In 1936 the oil company Petroleum Concessions Limited was negotiating for an option on the right to explore for oil in the Kuwait Neutral Zone, an area on the border between Kuwait and Saudi Arabia over which the Sheikh of Kuwait and the King of Saudi Arabia, Ibn Saud, exercised joint control.

As was usual on such occasions, a formal agreement was required between the ruler (in this case the Sheikh of Kuwait) and the oil company concerned, and the company’s draft version needed first to be translated from English into Arabic for the benefit of the Sheikh and his advisers. As was also usual, the agreement needed to be vetted by the British Government, acting as the overseeing colonial power in Kuwait.

To this end, Britain’s Political Resident in the Persian Gulf, Lieutenant-Colonel Trenchard Fowle, asked the Political Agent in Kuwait, Captain Gerald de Gaury, to run his eye over the Arabic version of the agreement, to see that all was well with the translation.

  Gerald de Gaury’s report on the translation of the Kuwait Neutral Zone option agreementGerald de Gaury’s report on the translation of the Kuwait Neutral Zone option agreement, 22 May 1936: IOR/L/PS/12/3856, f 304 Public Domain Creative Commons Licence

De Gaury wrote back on 22 May as follows: ‘I offer certain comments on the Arabic version of the Kuwait Neutral Zone Option […] ARTICLE 4: OPTION is translated as KHIAR which means cucumber. It is true that the dictionary gives KHIAR for both “choice” and “cucumber” but local usage hereabouts is for it to mean cucumber. Option should have been translated as “HAQQ AL IKHTIAR”, an expression in currency everywhere'.

De Gaury goes on: ‘His Excellency the shaikh [of Kuwait] has already pointed out to the negotiator that in parts the document appears to refer to “cucumber time” rather than “option period”’.

The Political Agent concludes with the words: ‘ARTICLE 15: Is correctly translated [...] I have no other comments.’
De Gaury, in addition to being Britain’s administrator in Kuwait, was a writer who published a number of books on Arabia. His deadpan report on the opening of Kuwait’s first oil well was featured on Untold Lives here.
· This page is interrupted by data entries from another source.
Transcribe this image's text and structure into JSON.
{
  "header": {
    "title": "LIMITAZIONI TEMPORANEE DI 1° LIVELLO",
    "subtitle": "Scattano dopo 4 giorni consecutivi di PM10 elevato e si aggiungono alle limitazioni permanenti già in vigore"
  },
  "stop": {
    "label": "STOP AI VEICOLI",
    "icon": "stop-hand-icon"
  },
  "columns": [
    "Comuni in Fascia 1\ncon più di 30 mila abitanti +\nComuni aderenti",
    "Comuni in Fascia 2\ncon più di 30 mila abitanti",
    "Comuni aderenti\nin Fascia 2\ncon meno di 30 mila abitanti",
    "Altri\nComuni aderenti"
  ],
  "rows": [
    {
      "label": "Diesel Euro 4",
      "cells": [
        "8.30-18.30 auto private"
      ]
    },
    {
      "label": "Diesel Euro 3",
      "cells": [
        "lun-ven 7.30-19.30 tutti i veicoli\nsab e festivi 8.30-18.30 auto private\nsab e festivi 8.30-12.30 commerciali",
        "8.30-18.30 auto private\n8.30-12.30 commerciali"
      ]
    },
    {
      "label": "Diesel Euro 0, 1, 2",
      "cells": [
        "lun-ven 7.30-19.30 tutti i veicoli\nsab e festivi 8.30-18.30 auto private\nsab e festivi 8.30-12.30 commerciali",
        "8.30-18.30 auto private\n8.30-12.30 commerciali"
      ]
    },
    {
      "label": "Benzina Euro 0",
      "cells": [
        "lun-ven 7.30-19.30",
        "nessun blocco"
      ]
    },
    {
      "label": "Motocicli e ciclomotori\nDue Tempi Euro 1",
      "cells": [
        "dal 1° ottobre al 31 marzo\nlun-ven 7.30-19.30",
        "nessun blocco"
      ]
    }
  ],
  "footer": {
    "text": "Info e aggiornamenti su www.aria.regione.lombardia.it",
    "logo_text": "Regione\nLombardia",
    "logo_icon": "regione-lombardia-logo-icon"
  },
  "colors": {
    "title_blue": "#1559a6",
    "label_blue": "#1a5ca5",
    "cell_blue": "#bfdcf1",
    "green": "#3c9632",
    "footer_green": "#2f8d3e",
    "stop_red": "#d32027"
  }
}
Colonel Fowle's commentsColonel Fowle is amused: IOR/L/PS/12/3856, f 303 Public Domain Creative Commons Licence

Even Colonel Fowle, Britain’s top official in Gulf, a man not generally noted in the archives for his sense of humour, was struck by de Gaury’s comments, stating in a letter of 30 May that ‘the “cucumber” touch’ was ‘amusing’.

So the cucumber is after all good for something.

I am grateful to my colleagues Louis Allday for confirming the Arabic translation of ‘KHIAR’ and Matt Griffin for pointing out that the Sheikh of Kuwait’s ‘cucumber time’ is used in a number of countries to mean the ‘silly season’.

Martin Woodward
Content Specialist, Archives
British Library/Qatar Foundation Partnership

Further reading:
London, British Library Coll 30/124 'Koweit (Neutral Zone) Oil Concession: Negotiations with Petroleum Concessions, Ltd.' IOR/L/PS/12/3856. (A digitised version of this file will appear in the Qatar Digital Library in the course of 2018.)